Outcast – Tome 4 : Sous l’aile du diable – 8/10

 

La série continue son bonhomme de chemin toujours sous la houlette de Kirkman et avec les dessins torturés d’Azaceta. Les deux hommes ont un paquet de truc à régler pour que Kyle parviennent à vaincre ses démons. Déjà, il faut que notre héros échappe à sa « geôle ». Ce n’est pas une mince affaire et le « diable » a un paquet d’homme de main zélés pour garder Kyle. Le diable veut, dans le même temps, l'éduquer, lui apprendre un peu la vie et tout le « bien » qu’ils pourraient faire ensemble. Naturellement, Kyle ne va pas être très réceptif et les maigres alliés de notre héros vont également tenter de l’aider. L’étau se resserre sur Kyle dans ce tome et l’impression d’être seul contre tous (ou presque) est forte.
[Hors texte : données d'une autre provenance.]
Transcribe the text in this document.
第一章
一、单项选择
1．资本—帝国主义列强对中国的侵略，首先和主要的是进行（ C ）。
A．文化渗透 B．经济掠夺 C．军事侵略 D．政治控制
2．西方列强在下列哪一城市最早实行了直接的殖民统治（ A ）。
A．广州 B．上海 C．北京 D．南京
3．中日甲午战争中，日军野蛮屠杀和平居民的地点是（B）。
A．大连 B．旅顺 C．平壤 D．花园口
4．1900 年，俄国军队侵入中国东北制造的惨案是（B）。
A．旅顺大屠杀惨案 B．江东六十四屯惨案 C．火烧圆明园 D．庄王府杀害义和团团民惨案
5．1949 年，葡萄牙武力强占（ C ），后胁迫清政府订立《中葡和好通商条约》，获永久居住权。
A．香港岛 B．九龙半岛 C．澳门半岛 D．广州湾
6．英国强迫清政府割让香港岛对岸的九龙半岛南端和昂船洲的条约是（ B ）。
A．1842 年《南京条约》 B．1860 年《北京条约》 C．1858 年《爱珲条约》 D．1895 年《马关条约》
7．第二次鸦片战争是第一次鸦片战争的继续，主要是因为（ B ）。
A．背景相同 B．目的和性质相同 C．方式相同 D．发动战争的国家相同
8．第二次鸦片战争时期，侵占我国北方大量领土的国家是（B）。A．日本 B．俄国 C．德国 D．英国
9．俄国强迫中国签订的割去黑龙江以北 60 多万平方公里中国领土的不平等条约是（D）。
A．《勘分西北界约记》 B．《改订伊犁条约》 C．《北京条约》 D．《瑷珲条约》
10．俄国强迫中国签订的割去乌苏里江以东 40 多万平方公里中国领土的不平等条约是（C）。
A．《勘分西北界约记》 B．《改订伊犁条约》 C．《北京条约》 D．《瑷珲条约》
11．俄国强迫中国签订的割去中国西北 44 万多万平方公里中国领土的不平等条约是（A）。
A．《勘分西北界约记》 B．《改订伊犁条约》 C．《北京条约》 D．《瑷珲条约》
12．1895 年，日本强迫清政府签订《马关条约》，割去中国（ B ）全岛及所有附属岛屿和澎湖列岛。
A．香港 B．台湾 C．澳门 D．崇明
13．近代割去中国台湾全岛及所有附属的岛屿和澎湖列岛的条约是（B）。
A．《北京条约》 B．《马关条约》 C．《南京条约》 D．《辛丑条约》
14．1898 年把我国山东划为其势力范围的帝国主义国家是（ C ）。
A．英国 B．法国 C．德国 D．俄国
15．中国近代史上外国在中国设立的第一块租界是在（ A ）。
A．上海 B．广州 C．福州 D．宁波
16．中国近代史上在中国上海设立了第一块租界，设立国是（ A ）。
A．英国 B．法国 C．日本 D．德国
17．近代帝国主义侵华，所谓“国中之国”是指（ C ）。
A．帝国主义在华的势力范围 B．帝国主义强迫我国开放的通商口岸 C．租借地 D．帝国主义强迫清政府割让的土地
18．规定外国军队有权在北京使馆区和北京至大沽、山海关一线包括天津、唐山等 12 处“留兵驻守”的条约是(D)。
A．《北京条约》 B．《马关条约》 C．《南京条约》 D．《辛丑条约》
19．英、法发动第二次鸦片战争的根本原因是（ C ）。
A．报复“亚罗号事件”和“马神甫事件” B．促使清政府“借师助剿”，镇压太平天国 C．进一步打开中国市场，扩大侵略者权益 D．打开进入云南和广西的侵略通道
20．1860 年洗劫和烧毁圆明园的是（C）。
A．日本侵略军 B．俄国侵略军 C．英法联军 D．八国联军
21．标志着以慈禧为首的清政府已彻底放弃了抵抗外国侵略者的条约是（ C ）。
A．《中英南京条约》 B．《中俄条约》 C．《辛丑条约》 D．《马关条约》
Le mal semble partout et l’ambiance est de plus en plus pesante. Très bon point pour l’ambiance et pour les méchants qui font leur boulot comme il faut. Le côté démon/encre noir presque invincible et omniprésent font penser au Horla puissance dix. Azaceta a le chic pour dépeindre les décors et les méchants de la façon la plus sombre et malsaine possible. On continue donc de frémir (de plaisir) avec Outcast.


© Delcourt 2017.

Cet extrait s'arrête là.